Police suspect Cross fatally shot two people yesterday afternoon in the parking lot behind the Jewish Community Center of Greater Kansas City, then drove to a retirement community where he shot a third person. He was arrested in an elementary school parking lot.
"We have unquestionably determined through the work of law enforcement that this was a hate crime," Overland Park Police Chief John Douglass said, refusing to elaborate on the evidence.
Cross, a former Ku Klux Klan leader who was once the subject of a nationwide manhunt, was jailed on a preliminary charge of first-degree murder.
Douglass said the suspect made several statements to police, "but it's too early to tell you what he may or may not have said" during the attacks. He also said it was too early in the investigation to determine whether Cross had an anti-Semitic motive. The Jewish festival of Passover begins today.
SITE, a US-based terror monitoring group, described the suspect as a known and vocal anti-Semite who frequently calls for genocide against Jews.

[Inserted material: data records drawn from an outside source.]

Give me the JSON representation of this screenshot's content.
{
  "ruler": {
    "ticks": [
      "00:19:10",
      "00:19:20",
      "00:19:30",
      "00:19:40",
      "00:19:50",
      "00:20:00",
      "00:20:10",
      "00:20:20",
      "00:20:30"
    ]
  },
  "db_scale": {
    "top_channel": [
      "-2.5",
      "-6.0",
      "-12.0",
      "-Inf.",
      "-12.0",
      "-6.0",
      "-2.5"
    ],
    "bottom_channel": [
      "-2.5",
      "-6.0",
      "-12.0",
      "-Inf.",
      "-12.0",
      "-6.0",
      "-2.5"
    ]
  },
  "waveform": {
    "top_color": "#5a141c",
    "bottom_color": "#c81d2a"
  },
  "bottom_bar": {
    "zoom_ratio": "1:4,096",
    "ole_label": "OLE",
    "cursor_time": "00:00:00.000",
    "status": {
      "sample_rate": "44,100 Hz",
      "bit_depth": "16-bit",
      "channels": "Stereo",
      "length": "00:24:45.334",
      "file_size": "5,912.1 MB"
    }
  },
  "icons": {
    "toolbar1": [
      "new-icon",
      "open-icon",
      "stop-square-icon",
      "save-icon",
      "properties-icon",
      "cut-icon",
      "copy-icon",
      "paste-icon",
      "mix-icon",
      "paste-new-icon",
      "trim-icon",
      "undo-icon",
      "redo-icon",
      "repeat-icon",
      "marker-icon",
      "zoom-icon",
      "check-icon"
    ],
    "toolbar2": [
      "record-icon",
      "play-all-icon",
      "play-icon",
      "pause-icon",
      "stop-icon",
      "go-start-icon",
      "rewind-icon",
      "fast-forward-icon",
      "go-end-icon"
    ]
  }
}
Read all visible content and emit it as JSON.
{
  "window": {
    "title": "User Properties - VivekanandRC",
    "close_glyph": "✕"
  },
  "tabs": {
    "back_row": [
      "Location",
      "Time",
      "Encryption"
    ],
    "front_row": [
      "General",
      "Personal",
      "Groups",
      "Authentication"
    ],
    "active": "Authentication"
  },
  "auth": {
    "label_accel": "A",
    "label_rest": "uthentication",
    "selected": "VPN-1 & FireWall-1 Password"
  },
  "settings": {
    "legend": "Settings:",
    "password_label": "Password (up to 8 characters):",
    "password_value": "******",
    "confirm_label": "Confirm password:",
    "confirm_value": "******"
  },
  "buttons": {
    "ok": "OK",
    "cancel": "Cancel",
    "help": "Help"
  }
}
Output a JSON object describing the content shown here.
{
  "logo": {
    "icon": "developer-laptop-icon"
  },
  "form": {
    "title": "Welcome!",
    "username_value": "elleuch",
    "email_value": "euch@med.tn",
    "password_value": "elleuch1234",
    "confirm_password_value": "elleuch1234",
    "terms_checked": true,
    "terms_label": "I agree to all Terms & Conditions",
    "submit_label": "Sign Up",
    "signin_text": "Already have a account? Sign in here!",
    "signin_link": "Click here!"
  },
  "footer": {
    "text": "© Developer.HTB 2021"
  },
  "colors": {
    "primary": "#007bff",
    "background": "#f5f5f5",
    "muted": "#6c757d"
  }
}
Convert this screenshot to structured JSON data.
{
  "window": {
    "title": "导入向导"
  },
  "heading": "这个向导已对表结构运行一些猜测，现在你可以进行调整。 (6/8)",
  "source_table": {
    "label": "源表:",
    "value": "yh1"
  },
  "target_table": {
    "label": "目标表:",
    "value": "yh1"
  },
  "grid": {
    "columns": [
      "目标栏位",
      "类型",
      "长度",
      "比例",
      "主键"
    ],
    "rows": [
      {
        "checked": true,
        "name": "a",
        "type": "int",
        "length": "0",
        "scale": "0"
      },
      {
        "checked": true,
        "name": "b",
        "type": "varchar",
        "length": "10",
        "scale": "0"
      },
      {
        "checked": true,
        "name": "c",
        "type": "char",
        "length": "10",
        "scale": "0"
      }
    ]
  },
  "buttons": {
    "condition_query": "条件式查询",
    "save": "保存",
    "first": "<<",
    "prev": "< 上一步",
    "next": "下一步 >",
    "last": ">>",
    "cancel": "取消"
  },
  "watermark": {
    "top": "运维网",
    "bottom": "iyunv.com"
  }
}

Police said the attacks happened within minutes. The gunman shot two people in the parking lot behind the Jewish Community Center of Greater Kansas City. He then drove a few blocks to a retirement community, Village Shalom, and gunned down a woman or girl there, Douglass said. Officers arrested him in an elementary school parking lot soon after.
The gunman shot at but missed two other people and never entered any buildings, police said.
The victims were identified as Dr. William Lewis Corporon, who died at the scene; his 14-year-old grandson, Reat Griffin Underwood, who died at Overland Park Regional Medical Center; and 53-year-old occupational therapist Terri LaManno, a Catholic who was visiting her mother at the retirement complex near the community center.
Rebecca Sturtevant, a hospital spokeswoman, said family members told her Corporon took his grandson to the community center to try out for a student singing competition. Reat was a high school freshman and an Eagle Scout.